Gert van Loo wrote:The fact that the USB ports are only "specced" for 100 mA is a deviation from the standard.
If you read the standard very carefully you will read that it is NOT!
Most people think the USB has to supply 500mA. That is a myth.
It's certainly not a myth for USB 3, as you can find on the USB.org site.
I did a lot of compliance testing and documentation when USB 2 was new. It was a requirement then. But a lot has changed since that time. I can't find anything about it, since all they seem to talk about is USB 3. Most links referring to USB 2 end in error 404's. Not nice.
If I recall correctly the standard says that it has to supply minimum 100mA (or was it 50mA? not important here)

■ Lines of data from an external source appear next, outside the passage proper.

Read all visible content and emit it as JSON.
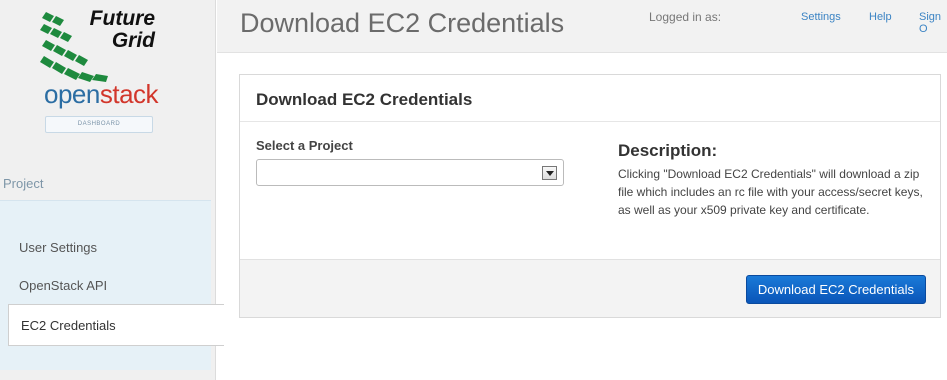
{
  "brand": {
    "futuregrid_line1": "Future",
    "futuregrid_line2": "Grid",
    "openstack_open": "open",
    "openstack_stack": "stack",
    "dashboard_badge": "DASHBOARD"
  },
  "sidebar": {
    "section_label": "Project",
    "items": [
      {
        "label": "User Settings",
        "active": false
      },
      {
        "label": "OpenStack API",
        "active": false
      },
      {
        "label": "EC2 Credentials",
        "active": true
      }
    ]
  },
  "header": {
    "title": "Download EC2 Credentials",
    "logged_in_label": "Logged in as:",
    "links": [
      "Settings",
      "Help",
      "Sign O"
    ]
  },
  "panel": {
    "title": "Download EC2 Credentials",
    "project_label": "Select a Project",
    "project_value": "",
    "description_title": "Description:",
    "description_text": "Clicking \"Download EC2 Credentials\" will download a zip file which includes an rc file with your access/secret keys, as well as your x509 private key and certificate.",
    "submit_label": "Download EC2 Credentials"
  },
  "colors": {
    "primary_button": "#0a62c6",
    "link": "#3c84c4",
    "openstack_blue": "#2b6da3",
    "openstack_red": "#d2362b",
    "futuregrid_green": "#1e8a3e"
  }
}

Then if you want more you have to ask for that and the USB master MIGHT give you more, up to 500mA.
But it is not the standard output current.
If I understand correctly, that's for charging and new for USB 3. And only on ports that negociate power requirements. And if my perception is correct, less and less devices negotiate current.
In fact you will find that most Laptops can NOT supply that much and only a few desk top computers on SOME ports.
My latest Desktop PC has 12 USB ports so I should be able to draw a total of 6A out of it? No way!
That's how they make these things. Doesn't mean it is good. I regularly use USB devices that need 500 mA CLEAN power from USB, so I know how bad it is. But I wouldn't keep a laptop that isn't able to feed what I need. I just sent back three new laptops because they can't make wifi work without 50% dropped packets. Makes me wonder if nobody checks anymore...
Anyhow, it's not very important to this thread, nor to me. The point was that USB is a strange beast and not all of USB's faults can be blamed on the Pi. I have loads of USB stuff that doesn't work on Windows, or Linux, or OSX, yet it's not broken. It's just the manufacturer that doesn't seem to care. And the users are used to throwing stuff away. Sad, very sad.